Gaziantep benim hem şehrim hem seçim bölgem; demografik değişimlerin uzun vadede en acı faturasını ödeyen bir ilimizdir. Yaklaşık iki yüz elli yıl birlikte yaşadığımız Ermenilerin dış güçler tarafından istismar edilmesiyle ilk önce Ermenileri "gregoryen", "Protestan", "Katolik" olarak böldüler, sonra da Türklerle çatıştırdılar. Kısacası, Gaziantepliler Millî Mücadele'de çok karanlık günler yaşadı. Otuz yıl işgal altında kalan topraklarını yüzlerce şehit vererek kurtaran Azerbaycan'ın bu sorununun, çok önceleri Ermeniler göç ettirilerek demografik yapısının bozulmasından kaynaklandığını unutmamak gerekmektedir; hassasiyetimiz bundandır.
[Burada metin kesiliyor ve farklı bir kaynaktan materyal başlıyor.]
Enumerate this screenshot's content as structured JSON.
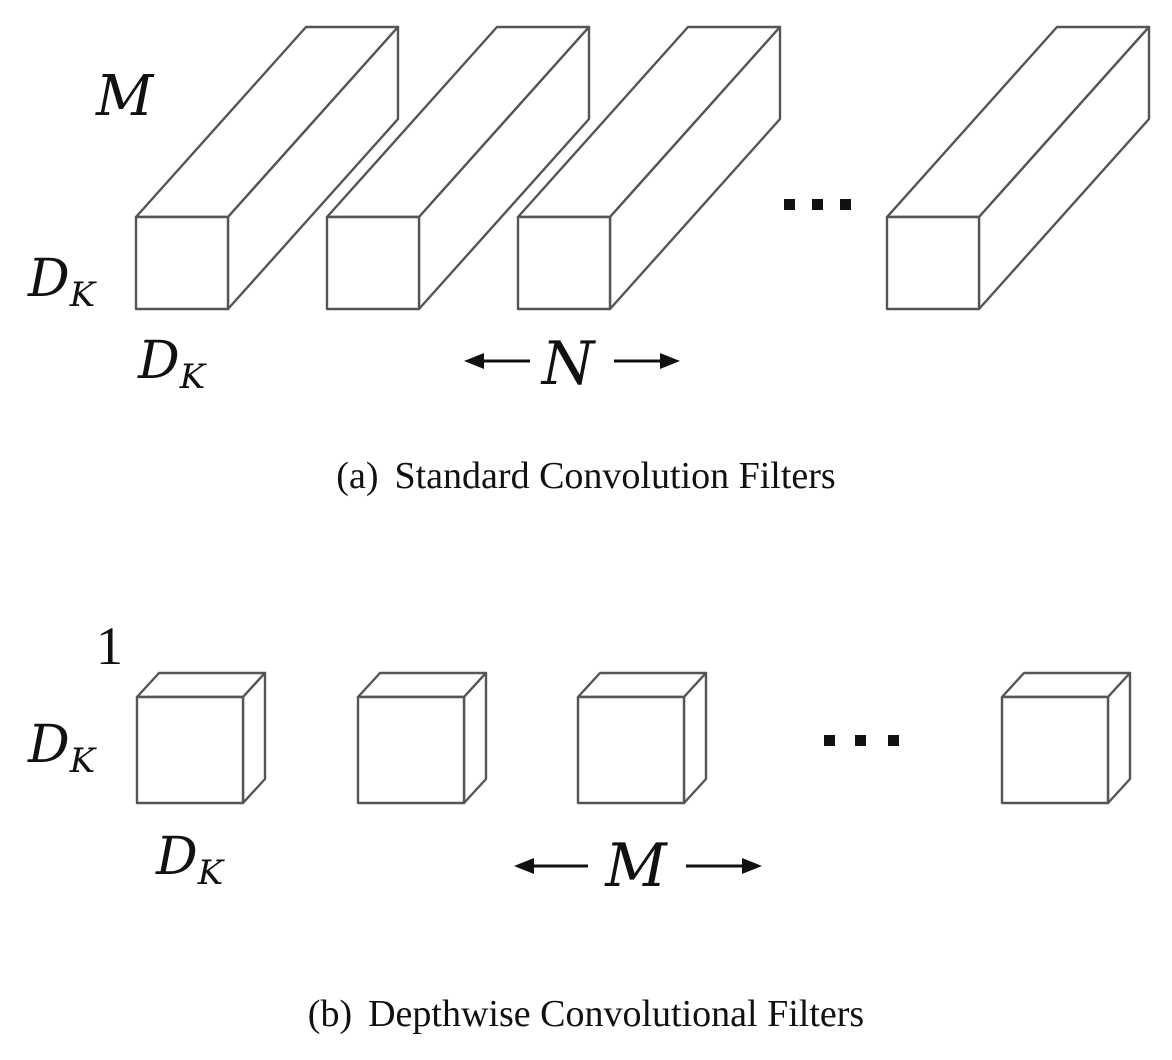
{
  "panel_a": {
    "depth_label": "M",
    "height_label": {
      "main": "D",
      "sub": "K"
    },
    "width_label": {
      "main": "D",
      "sub": "K"
    },
    "count_label": "N",
    "ellipsis": "...",
    "caption_tag": "(a)",
    "caption_text": "Standard Convolution Filters"
  },
  "panel_b": {
    "depth_label": "1",
    "height_label": {
      "main": "D",
      "sub": "K"
    },
    "width_label": {
      "main": "D",
      "sub": "K"
    },
    "count_label": "M",
    "ellipsis": "...",
    "caption_tag": "(b)",
    "caption_text": "Depthwise Convolutional Filters"
  }
}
Orta Doğu'yu Orta Doğulu olmayanların oyun alanı olmasından kurtaramadığımız sürece demografik yapı bozulmalarından kaynaklanan sorunlar istismar edilecek, daha önce yaşadığımız sorunları yeniden yaşayacağız.

Sayın Bakanım, Suriye meselesiyle ilgili olarak Condoleezza Rice'ın defalarca "Orta Doğu'da sınırlar değişecek." sözü Arap Baharı'yla kamufle edilmiş, sonuç itibarıyla zaten yüz yıldan beri -özellikle petrol kaynakları bulunduktan sonra- daha önceki karışıklıklara benzemez şekilde emperyalistler tarafından körüklenen, kaynayan kazanın ortasına çekildik diye düşünüyorum. Üstelik Suriye'yle ikili ilişkilerimizin en üst düzeye geldiği, iş adamları ve sanayicilerimizin fabrikalar kurduğu müşterek bakanlar kurulu toplantılarının yapıldığı bir dönemin hemen sonrasında problemin içine girdik.

Özet olarak söylemek istediğim şey şudur: Suriye politikamız doğru değildir. Sonuçta 4 milyon sığınmacıya bakmak zorunda kaldığımız bu politika yeniden gözden geçirilmeli ve sığınmacı sorunu kangren olmadan çözülmelidir.

Sayın Bakanım, konuşmamı Gazi Mustafa Kemal Atatürk'ün Orta Doğu'da takip edilecek politika için 1920 yılında ortaya koyduğu görüşlerini sunarak bitiriyorum. Şöyle diyor Atatürk: "Aynı emperyalist devletler aynı derecede Türk'ün de Arap'ın da Irak'ın da Anadolu'nun da Suriye'nin de düşmanıdırlar. Şu hâlde Anadolu'nun, Irak'ın, Suriye'nin hayat ve menfaatleri pek sıkı bir tarzda birleşmiş bulunuyor. Demek oluyor ki Türkler ile Iraklılar ve Suriyeliler arasında sıkı bir dostluk ve uyum siyaseti gerekir."

Sayın Bakanım, konuşmamı sonlandırıyorum. 2021 yılı bütçesinin hayırlı olmasını diliyor, ülkemizin yüce menfaatleri konusunda göstereceğiniz bütün çabalarda başarılar diliyorum.